What are the components of a disaster recovery plan? Good question! Here’s what we suggest:
- Identify risk vulnerability. First, assemble a disaster relief team within your organization. You might even involve some key stakeholders from your best customers and suppliers. Identify what types of disasters your organization is most likely to encounter. Talk about the COVID-19 crisis and ask yourselves what you’re learning from this health crisis. What is going well, and what could you and your team have done better? What financial, natural, and man-made disasters have impacted businesses in your industry or your geographic area in the last 10 to 20 years?

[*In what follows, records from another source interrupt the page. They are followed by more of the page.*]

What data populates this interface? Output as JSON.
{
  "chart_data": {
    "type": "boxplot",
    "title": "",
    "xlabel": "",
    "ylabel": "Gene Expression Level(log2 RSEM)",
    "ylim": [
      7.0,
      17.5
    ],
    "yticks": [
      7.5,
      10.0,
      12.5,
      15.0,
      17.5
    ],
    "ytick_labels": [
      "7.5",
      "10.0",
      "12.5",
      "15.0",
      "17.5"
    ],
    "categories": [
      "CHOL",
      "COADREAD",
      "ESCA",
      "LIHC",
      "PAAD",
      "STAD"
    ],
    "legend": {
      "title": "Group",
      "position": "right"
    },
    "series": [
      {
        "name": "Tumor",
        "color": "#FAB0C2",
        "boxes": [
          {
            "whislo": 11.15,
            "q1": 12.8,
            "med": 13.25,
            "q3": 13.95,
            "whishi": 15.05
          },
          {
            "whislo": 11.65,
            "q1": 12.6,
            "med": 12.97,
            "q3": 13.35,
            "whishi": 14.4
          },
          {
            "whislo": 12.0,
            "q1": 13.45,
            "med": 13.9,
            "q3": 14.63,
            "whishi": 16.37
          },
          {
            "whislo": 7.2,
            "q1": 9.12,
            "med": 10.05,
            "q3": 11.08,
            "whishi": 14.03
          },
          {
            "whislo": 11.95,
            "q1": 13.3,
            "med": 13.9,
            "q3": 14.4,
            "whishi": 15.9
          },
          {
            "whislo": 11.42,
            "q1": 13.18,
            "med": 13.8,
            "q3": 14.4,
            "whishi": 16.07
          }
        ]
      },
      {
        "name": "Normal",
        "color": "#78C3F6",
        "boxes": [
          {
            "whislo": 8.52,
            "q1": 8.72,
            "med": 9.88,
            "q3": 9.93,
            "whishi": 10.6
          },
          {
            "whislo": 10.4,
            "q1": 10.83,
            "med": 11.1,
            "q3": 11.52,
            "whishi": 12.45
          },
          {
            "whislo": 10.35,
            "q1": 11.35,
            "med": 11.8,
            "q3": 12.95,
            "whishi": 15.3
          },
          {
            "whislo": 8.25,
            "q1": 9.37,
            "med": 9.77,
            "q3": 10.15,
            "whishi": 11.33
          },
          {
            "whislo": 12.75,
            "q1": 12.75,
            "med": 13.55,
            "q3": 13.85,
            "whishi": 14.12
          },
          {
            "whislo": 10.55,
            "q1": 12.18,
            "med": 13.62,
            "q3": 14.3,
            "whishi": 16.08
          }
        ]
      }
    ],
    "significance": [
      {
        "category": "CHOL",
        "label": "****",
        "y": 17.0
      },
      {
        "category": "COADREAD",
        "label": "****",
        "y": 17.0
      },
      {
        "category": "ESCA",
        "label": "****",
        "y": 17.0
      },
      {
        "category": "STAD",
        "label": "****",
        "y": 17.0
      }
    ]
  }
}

- Business interruption insurance. This type of business insurance comes in different forms, depending on where you are located. For example, businesses in some states might need coverage to protect against natural disasters like floods and hurricanes; however, we all need protection against global health crises! Talk to your insurance broker about this. How much do you need, and should you photograph and video your assets?
- Cloud-based computing. If you have to work remotely, make sure your most important files are online in the cloud. Transfer your documents to a secure online host. Not only will this protect your business in case of a fire or other physical disaster, but if your team has to work remotely, they will have access to important files. What tools will you use to store files online? You might consider Google Drive, Dropbox or Box. What cybersecurity measures will you put in place to ensure your files are protected from hackers? Who will have administrative, editorial and view-only permissions, and who will manage those permissions?
- Communications protocols. Your disaster recovery plan should specify processes, tools, and roles for communication within your organization, between your organization and its stakeholders, and between your organization and the communities you serve. Who will be your point person for questions and responses? How often will you communicate? What channels will you use?
We’ve learned so much in the last month about protecting small businesses and how one pandemic can slow down a global economy. The small business is the backbone of U.S. capitalism — we are responsible for ⅔ of net new jobs in the country, 44% of our GDP economy, and we pay more than 33% of private-sector payrolls, according to the Small Business Association and Small Business and Enterprise Council. We are happy to see so many organizations lending hands to help SMBs! We hope this momentum continues after COVID-19!
We are in this together, friends. Let’s continue to support each other and share resources. It’s never been a better time to innovate and look for new ways of doing business. If there is one thing we want SMBs to take from this article, it’s this: Now is the time to prepare for the future and look at how we can pivot and innovate.